Anchor was introduced in 2020 as a savings protocol on the Terra blockchain (Platias et al. 2020). It quickly became one of Terra’s most popular projects, offering nearly 20% annual percentage yield (APY) for UST deposits. The introduction of Anchor resulted in the increase of the circulating UST in the market, along with a rising number of lenders and a relatively small number of borrowers, which is believed to have caused the reserves to decrease over time. By April 2022, more than 72% of all USTs were deposited in Anchor, which underlined the critical state of UST’s dependency on Anchor’s success (Kelly 2022). On-chain analysis performed by the Nansen research team showed that a few players moved the funds out of the Anchor protocol prior to the depeg. Specifically, from 7-10 May 2022, the top 20 addresses collectively withdrew 2 billion UST from Anchor through a total of 5,051 transactions (Barthere et al. 2022). Whether the substantial unstacking and selling were a reaction to market volatility, vulnerability exploits, or a deliberate attack is a subject of ongoing debate.
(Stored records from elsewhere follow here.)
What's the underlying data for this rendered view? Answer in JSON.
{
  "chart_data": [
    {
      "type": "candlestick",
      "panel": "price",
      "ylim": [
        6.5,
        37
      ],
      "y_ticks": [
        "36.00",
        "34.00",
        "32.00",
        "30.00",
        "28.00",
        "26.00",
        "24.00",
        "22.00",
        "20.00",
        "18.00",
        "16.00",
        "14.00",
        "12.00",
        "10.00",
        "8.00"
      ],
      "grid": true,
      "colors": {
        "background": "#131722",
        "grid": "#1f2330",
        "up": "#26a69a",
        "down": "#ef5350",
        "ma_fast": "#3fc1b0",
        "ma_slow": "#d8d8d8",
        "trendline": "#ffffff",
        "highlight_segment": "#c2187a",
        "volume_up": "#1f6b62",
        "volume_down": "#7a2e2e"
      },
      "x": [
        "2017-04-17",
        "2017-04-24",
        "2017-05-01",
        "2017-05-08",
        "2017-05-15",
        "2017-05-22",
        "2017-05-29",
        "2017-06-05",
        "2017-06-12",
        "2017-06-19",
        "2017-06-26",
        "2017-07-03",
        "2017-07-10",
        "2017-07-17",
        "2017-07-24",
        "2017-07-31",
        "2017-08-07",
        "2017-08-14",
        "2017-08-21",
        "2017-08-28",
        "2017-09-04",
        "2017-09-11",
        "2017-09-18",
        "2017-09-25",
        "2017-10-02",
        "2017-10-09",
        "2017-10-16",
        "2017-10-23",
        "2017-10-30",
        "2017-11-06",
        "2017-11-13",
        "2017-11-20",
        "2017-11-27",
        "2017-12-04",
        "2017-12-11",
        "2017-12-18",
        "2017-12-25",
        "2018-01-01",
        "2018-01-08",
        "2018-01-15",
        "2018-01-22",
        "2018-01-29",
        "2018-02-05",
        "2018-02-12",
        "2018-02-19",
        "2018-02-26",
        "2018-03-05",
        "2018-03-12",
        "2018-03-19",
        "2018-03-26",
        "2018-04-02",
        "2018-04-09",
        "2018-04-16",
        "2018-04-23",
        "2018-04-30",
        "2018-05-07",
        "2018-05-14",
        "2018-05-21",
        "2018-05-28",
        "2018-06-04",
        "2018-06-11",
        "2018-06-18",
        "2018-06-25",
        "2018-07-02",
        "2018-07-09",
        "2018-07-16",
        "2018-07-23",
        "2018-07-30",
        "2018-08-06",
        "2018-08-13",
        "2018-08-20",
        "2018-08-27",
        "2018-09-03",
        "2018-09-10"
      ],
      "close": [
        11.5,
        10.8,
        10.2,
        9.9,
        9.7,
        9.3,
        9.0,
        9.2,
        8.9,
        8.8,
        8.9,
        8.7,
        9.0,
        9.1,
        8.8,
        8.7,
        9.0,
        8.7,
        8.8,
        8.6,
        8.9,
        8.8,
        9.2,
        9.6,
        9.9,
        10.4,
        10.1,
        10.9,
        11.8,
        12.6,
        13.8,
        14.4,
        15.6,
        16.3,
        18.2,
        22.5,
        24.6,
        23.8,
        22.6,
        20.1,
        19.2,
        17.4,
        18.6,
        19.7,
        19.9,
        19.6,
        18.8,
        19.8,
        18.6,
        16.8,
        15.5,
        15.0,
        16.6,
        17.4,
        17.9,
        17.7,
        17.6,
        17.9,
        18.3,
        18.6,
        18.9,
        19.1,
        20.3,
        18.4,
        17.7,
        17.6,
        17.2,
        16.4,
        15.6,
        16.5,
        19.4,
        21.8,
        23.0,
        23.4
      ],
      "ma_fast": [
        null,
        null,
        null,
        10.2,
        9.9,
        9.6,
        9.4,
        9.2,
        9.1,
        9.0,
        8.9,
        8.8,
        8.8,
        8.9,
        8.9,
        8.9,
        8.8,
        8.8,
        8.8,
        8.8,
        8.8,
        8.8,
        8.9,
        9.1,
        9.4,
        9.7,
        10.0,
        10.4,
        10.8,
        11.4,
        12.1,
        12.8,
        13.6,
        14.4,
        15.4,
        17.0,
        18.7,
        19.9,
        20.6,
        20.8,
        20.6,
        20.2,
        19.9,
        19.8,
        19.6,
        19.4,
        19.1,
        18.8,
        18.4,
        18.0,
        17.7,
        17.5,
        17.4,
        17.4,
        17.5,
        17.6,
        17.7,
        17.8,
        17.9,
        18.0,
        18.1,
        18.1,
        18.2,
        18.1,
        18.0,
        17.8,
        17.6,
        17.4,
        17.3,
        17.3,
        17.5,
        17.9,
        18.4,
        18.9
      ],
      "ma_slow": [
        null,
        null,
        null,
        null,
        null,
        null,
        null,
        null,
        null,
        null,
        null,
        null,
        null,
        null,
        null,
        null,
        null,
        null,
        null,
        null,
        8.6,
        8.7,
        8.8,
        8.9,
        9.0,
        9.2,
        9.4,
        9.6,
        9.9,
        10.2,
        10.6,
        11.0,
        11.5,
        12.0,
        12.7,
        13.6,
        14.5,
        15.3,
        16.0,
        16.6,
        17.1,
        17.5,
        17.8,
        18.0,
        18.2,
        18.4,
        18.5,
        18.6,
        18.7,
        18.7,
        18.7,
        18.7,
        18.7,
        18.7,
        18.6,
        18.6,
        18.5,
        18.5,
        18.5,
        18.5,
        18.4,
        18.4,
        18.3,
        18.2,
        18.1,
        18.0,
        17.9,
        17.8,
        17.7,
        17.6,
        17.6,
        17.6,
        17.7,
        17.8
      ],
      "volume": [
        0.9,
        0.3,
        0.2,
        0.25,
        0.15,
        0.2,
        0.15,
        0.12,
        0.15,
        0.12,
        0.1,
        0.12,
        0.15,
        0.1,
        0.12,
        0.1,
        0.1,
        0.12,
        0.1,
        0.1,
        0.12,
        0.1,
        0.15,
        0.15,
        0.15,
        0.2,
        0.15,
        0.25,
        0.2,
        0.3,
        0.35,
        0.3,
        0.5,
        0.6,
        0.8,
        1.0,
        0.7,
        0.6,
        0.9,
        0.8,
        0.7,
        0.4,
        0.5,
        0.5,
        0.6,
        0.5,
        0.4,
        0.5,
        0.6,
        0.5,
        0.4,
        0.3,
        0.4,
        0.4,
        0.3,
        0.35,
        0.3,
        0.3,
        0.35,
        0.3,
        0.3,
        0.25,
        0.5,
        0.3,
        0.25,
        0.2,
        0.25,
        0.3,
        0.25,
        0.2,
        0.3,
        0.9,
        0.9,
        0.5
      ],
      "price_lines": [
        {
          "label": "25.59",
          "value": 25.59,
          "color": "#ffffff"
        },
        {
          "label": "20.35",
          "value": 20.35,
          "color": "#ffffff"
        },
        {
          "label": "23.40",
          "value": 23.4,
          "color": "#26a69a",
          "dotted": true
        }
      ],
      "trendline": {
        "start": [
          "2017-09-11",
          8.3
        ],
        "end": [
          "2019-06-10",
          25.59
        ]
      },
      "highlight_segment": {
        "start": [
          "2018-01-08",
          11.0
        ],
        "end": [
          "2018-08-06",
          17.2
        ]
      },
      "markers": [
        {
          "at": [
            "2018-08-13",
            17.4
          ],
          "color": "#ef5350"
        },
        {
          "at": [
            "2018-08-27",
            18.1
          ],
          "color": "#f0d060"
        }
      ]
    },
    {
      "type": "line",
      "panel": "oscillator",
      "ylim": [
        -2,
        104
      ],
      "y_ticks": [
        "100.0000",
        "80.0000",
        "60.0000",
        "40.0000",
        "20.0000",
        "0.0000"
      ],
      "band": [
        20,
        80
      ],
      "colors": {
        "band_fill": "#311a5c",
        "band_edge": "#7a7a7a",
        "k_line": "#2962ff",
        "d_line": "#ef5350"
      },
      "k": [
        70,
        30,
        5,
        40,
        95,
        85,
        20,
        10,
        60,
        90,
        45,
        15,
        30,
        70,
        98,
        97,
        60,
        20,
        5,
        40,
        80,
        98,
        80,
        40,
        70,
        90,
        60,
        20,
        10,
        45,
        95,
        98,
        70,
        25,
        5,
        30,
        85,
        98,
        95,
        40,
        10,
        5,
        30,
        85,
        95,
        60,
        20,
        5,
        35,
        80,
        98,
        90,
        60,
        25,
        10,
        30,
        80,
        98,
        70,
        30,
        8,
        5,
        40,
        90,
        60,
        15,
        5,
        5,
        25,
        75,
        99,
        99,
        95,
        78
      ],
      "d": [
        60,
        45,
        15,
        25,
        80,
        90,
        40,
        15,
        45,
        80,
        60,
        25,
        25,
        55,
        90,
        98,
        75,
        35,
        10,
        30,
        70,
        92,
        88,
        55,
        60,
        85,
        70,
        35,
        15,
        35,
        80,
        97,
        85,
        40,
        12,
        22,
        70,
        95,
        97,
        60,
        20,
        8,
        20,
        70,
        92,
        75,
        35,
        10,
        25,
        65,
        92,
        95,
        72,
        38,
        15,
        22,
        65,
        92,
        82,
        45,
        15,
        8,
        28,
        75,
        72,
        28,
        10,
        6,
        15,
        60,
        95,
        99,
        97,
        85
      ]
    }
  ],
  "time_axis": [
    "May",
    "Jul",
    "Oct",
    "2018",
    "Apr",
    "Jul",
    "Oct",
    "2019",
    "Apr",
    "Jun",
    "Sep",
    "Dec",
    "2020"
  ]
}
Even the Luna Foundation Guard (LFG), established in February 2022 to support and uphold the UST peg, proved unsuccessful in mitigating the consequences of the market crash. The whole Terra ecosystem suffered from a liquidity crisis where the entire value of Luna could not balance out the value of UST. The efforts to defend the depeg involved liquidating reserves totaling billions of US dollars in various cryptocurrencies such as BTC, BNB, and USDT. However, those efforts were unsuccessful and may have contributed to a subsequent decline in the broader DeFi ecosystem, negatively affecting projects like Alameda Research, a quantitative cryptocurrency trading firm closely linked to the FTX crypto exchange."